In smaller places where there are no pharmacies, he said, doctors will be licensed to dispense medicine to patients.
However, Fortsch said all doctors they spoke to have already been denied licences to dispense medicine.
"Their actions give the pharmacists the de facto right to dispensing.
In other countries this has led to price increases," he said.
He said the training for pharmacists was limited and therefore they cannot be the only ones to dispense medicine.
"It is a very essential profession but the regulation is giving the de facto monopoly to pharmacists.
It prevents competition and we wonder whether such pharmacists will now work 24 hours like doctors.
We all know that some pharmacies operate only certain hours of the day.
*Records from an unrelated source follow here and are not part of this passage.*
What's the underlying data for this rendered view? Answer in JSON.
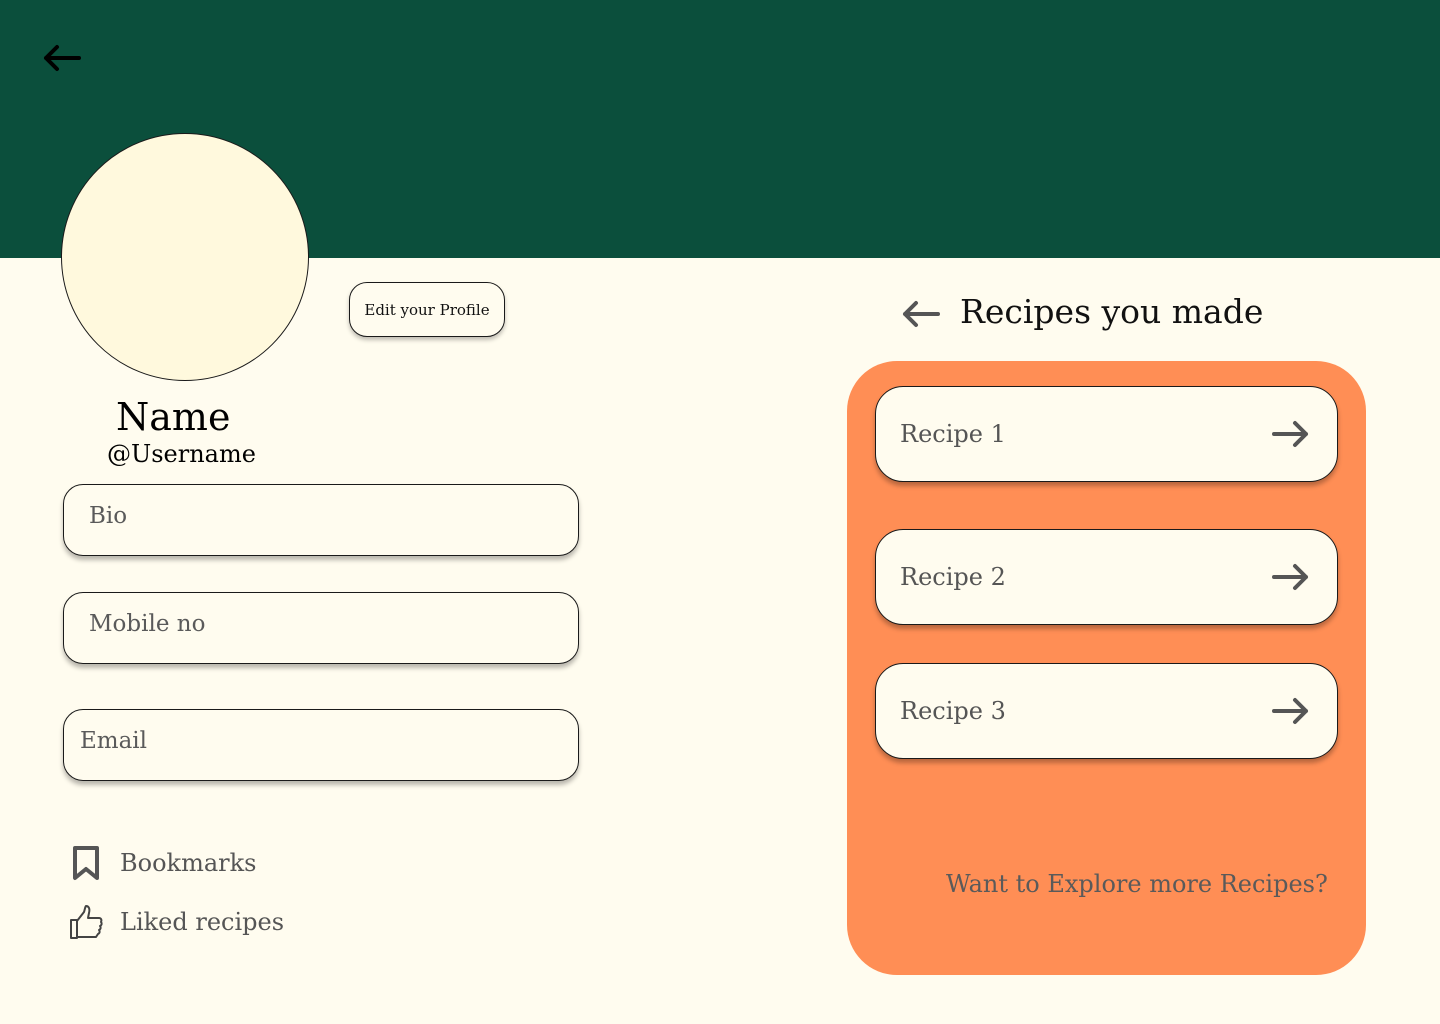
{
  "colors": {
    "header": "#0B4F3C",
    "background": "#FFFCEF",
    "avatar": "#FFF9DD",
    "panel": "#FF8E55"
  },
  "header": {
    "back_icon": "arrow-left-icon"
  },
  "profile": {
    "edit_label": "Edit your Profile",
    "name": "Name",
    "username": "@Username"
  },
  "fields": {
    "bio_placeholder": "Bio",
    "mobile_placeholder": "Mobile no",
    "email_placeholder": "Email"
  },
  "links": {
    "bookmarks": {
      "label": "Bookmarks",
      "icon": "bookmark-icon"
    },
    "liked": {
      "label": "Liked recipes",
      "icon": "thumbs-up-icon"
    }
  },
  "recipes": {
    "back_icon": "arrow-left-icon",
    "title": "Recipes you made",
    "items": [
      {
        "label": "Recipe 1",
        "icon": "arrow-right-icon"
      },
      {
        "label": "Recipe 2",
        "icon": "arrow-right-icon"
      },
      {
        "label": "Recipe 3",
        "icon": "arrow-right-icon"
      }
    ],
    "explore": "Want to Explore more Recipes?"
  }
}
Does it also mean all towns and villages will get pharmacies?" he said.
The law had been under discussion for six years before it came into effect but Fortsch said its "true colours only came to the fore now".
"Our right to remove such a law is there and we can do it successfully.
We have the support of veterinarians and dentists.
We will also be approaching practising nurses who are also trained to dispense medicine," he said.
Those who agree with the new regulation claim that some doctors are making huge profits from dispensing medicine and their practices are becoming pharmacies in their own right while the treatment of patients is affected negatively.
"Yes, we earn money but the fact is that patients prefer it that way," Fortsch said.
"Mr Gaeseb must defend his actions in the court.
He refused to issue licences where he could have done that."
Doctors claim that the new regulations were copied from those introduced in South Africa some time ago.
The SA law was successfully challenged and the doctors believe that, with the help of their counterparts in SA, they can do the same here.